Epithelial (E)-cadherin conditional knockout (cKO) animals have impaired haemostatic potential. (A) Primary tail bleeding time in wild-type (WT) and cKO mice (n ≥ 7). (B) Total tail bleeding time in WT and cKO animals (n ≥ 8, p < 0.01). (C) The per cent of animals displaying specific clot behaviours (no clot, unstable or stable), assigned based on the duration of vessel occlusion in the ferric chloride carotid injury model (n = 12, p < 0.05). Representative traces of vessel occlusion after ferric chloride carotid injury in WT (D) and cKO (E) mice.

Fig.7

Attenuated thrombin-induced Akt and glycogen synthase kinase 3β (GSK3β) phosphorylation in epithelial (E)-cadherin conditional knockout (cKO) platelets. (A) Isolated platelets from wild-type (WT) and cKO mice were stimulated with 0.1 U/mL thrombin for 5, 1 5 and 30 minutes.

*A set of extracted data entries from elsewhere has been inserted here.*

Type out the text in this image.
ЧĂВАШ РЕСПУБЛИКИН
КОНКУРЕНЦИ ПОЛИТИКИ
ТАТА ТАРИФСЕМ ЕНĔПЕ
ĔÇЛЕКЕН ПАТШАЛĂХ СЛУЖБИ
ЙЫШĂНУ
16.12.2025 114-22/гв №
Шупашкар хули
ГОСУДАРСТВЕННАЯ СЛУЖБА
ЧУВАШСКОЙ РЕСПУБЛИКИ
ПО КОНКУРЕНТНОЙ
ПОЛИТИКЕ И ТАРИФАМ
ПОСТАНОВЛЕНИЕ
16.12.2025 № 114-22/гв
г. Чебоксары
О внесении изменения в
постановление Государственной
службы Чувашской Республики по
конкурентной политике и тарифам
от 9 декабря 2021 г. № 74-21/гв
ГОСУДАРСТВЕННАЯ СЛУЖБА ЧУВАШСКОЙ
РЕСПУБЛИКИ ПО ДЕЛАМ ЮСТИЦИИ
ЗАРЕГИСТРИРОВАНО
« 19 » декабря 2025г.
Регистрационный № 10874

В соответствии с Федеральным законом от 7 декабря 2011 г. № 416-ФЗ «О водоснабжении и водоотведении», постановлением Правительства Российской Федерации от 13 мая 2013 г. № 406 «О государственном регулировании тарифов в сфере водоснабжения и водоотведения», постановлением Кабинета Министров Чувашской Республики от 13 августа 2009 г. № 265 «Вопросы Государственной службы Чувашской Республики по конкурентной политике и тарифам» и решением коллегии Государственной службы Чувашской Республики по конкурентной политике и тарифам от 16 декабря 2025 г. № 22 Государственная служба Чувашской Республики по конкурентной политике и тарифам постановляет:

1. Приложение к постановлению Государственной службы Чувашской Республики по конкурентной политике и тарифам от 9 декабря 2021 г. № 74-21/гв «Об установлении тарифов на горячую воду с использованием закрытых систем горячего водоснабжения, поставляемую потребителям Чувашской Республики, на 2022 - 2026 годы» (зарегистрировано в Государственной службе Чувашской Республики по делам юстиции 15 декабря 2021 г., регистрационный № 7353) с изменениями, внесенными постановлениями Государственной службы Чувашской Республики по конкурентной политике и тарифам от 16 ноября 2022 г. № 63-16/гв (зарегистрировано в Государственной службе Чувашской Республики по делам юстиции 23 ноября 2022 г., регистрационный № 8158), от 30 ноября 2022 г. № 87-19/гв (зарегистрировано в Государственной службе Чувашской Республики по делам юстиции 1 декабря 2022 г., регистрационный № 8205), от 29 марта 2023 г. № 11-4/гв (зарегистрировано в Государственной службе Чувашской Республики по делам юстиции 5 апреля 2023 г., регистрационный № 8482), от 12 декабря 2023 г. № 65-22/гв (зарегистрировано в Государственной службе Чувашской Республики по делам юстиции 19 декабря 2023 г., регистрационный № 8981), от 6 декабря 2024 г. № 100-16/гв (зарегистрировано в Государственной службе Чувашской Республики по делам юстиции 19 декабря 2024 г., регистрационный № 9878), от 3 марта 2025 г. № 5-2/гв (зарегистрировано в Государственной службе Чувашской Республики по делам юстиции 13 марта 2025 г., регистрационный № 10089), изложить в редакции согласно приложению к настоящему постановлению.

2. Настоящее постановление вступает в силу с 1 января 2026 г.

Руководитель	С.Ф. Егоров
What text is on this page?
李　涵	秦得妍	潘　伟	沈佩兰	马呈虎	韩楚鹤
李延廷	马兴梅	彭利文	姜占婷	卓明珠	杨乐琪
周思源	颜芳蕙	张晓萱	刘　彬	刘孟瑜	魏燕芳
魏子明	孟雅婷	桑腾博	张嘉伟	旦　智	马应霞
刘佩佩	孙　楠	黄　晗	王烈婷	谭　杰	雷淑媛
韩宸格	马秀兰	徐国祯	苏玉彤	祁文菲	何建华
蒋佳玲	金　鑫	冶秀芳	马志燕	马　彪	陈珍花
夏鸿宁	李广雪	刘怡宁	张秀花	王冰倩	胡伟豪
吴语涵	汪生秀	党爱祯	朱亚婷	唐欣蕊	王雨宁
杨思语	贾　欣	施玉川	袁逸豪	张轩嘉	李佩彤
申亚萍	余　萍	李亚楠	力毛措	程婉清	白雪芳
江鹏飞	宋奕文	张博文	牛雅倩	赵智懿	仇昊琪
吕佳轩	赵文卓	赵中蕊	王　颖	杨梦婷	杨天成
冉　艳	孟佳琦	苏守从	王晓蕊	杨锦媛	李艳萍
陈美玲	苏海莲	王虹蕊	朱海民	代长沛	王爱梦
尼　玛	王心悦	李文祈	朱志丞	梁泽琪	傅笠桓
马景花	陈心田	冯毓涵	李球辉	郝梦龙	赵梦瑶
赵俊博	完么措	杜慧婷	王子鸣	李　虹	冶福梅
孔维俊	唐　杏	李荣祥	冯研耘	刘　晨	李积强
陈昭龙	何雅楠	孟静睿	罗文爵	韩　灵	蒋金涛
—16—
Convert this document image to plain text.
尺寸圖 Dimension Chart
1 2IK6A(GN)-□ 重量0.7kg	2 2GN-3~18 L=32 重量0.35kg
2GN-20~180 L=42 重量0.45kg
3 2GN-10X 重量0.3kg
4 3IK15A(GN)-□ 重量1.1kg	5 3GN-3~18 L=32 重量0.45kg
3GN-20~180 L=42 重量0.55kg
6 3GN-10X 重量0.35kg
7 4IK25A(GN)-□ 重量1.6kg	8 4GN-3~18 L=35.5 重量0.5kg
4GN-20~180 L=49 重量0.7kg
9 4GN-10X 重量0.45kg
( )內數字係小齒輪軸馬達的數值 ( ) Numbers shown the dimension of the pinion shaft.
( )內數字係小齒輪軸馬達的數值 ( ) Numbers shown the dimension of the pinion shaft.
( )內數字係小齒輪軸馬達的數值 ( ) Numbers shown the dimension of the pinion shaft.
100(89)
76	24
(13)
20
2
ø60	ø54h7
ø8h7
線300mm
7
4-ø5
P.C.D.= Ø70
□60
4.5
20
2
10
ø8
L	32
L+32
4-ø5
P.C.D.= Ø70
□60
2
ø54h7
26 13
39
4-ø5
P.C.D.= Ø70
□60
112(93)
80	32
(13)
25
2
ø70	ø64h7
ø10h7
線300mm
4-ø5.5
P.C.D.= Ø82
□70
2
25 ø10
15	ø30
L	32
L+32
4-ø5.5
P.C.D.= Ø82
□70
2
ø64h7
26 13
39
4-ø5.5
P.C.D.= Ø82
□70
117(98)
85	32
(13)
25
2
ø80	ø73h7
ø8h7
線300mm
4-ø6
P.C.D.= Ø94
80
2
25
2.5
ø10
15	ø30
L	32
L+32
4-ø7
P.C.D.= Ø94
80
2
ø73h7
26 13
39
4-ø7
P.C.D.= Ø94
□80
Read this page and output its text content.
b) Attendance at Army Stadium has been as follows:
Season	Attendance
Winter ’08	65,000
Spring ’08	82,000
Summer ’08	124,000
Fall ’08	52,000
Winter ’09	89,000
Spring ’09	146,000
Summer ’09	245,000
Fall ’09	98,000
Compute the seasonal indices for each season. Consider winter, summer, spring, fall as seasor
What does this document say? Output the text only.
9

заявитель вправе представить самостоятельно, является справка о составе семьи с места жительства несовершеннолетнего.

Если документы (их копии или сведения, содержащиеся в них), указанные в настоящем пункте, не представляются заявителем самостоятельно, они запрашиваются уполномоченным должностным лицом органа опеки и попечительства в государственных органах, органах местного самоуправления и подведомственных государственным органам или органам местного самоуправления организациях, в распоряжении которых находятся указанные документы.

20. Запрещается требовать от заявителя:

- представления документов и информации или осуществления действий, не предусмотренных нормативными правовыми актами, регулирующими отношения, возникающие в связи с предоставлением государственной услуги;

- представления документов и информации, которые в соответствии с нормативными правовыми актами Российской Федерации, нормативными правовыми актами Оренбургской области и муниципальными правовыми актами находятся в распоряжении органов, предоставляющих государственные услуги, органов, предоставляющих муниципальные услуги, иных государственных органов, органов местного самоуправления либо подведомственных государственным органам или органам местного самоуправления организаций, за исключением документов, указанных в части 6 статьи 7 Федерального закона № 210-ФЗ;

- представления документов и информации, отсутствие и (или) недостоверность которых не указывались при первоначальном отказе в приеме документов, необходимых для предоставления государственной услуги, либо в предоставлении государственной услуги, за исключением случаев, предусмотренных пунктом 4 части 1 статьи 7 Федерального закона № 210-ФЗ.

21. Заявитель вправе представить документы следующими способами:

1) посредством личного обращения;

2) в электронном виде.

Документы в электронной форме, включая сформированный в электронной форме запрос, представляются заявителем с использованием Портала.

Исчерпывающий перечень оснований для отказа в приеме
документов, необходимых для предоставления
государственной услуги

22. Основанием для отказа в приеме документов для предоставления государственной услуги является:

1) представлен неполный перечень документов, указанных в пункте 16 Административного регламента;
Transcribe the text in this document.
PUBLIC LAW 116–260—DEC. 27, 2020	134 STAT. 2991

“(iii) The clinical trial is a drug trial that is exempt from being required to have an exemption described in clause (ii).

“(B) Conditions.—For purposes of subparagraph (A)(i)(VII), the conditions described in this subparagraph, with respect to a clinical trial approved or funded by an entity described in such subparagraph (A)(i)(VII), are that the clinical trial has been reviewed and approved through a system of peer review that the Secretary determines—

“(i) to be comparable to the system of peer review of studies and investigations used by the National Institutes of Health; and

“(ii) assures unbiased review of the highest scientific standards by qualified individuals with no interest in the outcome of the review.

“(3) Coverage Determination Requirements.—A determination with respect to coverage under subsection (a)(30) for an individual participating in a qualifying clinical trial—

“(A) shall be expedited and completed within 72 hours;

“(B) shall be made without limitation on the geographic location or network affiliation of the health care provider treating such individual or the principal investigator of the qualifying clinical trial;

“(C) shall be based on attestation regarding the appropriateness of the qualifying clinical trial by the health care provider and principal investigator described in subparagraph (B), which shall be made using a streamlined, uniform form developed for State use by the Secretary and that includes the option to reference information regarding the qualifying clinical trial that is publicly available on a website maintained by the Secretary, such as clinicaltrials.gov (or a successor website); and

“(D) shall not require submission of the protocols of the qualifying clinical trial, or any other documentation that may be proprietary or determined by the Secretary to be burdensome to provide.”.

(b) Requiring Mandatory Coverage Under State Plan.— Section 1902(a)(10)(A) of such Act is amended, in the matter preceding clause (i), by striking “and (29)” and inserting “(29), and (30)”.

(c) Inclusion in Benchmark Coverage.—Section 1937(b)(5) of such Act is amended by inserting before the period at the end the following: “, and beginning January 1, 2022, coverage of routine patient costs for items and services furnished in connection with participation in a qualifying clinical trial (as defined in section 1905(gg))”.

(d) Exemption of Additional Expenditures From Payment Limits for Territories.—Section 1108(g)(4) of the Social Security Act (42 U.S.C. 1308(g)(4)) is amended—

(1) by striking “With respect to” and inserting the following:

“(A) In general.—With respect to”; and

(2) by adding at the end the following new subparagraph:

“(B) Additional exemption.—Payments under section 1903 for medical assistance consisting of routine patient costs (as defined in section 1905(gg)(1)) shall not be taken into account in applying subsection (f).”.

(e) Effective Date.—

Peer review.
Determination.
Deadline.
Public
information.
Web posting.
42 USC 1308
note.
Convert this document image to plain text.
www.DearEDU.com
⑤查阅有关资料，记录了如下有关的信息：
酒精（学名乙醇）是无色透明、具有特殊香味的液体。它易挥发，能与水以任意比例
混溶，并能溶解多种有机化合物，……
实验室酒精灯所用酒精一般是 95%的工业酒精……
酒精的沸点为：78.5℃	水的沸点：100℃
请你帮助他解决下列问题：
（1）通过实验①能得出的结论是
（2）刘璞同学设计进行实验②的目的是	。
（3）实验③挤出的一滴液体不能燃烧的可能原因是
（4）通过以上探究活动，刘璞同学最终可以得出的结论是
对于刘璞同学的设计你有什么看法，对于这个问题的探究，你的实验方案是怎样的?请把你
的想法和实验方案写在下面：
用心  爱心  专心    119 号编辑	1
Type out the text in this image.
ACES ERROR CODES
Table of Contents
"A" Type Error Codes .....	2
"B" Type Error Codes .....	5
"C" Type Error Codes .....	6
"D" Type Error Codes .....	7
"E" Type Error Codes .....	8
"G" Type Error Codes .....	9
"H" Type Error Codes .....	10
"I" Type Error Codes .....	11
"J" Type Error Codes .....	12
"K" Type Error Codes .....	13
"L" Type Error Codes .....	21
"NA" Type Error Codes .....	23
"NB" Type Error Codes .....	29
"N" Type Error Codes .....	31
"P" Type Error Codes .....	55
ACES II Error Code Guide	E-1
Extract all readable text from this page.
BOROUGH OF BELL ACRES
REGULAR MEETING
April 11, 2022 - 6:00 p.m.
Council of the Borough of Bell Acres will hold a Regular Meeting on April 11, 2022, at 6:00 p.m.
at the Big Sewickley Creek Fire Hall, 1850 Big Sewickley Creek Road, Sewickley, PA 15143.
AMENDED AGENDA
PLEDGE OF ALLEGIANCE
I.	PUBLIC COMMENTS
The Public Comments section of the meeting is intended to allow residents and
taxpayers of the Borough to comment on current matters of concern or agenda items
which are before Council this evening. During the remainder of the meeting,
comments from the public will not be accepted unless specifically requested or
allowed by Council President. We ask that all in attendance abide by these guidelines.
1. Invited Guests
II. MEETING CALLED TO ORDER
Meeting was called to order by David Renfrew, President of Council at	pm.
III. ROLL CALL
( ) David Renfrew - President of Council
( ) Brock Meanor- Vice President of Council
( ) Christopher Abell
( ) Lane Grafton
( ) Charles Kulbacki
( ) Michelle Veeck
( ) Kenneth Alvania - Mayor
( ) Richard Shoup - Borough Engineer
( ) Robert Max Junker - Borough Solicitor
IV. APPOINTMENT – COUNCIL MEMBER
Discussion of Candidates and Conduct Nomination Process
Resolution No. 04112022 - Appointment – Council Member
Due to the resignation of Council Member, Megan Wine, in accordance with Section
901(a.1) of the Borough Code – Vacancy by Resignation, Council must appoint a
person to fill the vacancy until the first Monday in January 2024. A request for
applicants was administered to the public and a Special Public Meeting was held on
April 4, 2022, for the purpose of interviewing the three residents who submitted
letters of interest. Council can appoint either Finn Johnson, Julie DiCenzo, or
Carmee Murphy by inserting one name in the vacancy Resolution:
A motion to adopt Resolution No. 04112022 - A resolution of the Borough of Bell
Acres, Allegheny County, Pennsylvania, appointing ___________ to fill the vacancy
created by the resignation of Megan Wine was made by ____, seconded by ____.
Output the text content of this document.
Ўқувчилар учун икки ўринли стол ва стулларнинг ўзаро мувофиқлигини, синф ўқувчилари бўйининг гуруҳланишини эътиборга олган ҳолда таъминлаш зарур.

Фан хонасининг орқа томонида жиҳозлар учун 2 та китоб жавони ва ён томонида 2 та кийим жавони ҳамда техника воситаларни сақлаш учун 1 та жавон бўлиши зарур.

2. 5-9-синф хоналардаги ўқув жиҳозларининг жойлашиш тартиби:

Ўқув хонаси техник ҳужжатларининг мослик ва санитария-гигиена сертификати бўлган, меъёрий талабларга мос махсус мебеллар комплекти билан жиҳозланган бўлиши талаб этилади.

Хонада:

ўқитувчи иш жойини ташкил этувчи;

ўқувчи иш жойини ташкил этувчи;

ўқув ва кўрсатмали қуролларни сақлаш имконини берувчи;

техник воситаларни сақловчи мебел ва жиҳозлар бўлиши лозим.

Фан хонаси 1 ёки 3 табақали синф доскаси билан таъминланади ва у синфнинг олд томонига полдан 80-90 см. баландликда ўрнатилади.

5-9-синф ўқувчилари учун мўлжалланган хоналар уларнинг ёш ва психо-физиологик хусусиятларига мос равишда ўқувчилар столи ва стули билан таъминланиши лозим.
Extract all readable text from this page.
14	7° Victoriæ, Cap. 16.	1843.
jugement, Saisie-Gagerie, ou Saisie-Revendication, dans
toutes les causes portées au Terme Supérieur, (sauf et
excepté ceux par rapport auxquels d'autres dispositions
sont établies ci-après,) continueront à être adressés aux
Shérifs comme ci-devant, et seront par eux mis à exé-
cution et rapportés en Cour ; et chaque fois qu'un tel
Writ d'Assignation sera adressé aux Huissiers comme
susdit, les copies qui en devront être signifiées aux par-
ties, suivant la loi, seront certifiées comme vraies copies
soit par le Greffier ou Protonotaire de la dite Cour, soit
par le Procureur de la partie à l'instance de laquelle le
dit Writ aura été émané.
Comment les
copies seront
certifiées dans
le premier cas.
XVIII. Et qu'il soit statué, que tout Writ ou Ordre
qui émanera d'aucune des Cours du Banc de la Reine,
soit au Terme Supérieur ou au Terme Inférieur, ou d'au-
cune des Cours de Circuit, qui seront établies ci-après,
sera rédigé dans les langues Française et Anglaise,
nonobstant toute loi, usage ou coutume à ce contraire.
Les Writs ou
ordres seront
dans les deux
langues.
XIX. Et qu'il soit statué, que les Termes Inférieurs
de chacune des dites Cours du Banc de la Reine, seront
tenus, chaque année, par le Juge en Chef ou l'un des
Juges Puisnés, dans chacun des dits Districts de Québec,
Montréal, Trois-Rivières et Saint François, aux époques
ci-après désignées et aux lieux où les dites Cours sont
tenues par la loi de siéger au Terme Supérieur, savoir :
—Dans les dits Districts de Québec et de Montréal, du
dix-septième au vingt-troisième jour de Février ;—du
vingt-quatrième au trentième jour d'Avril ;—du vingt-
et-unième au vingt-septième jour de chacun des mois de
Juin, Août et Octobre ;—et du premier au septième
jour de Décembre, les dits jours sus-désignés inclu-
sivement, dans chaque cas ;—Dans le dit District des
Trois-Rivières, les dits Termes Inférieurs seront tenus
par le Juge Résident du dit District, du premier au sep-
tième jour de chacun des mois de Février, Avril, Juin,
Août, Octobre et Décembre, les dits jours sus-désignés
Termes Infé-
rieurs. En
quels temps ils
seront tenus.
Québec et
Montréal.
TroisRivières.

Western blots of platelet lysates were performed with antibodies against phospho-Akt, total Akt, phospho-GSK3β and total GSK3β. Representative blots shown. (B) Data are presented as mean ratio of phospho-Akt/total Akt determined by densitometry normalized to WT ± standard deviation (SD) (n = 3, p < 0.05). (C) Data are presented as mean ± SD ratio of phospho-GSK3β/total GSK3β determined by densitometry (n = 3, p < 0.05).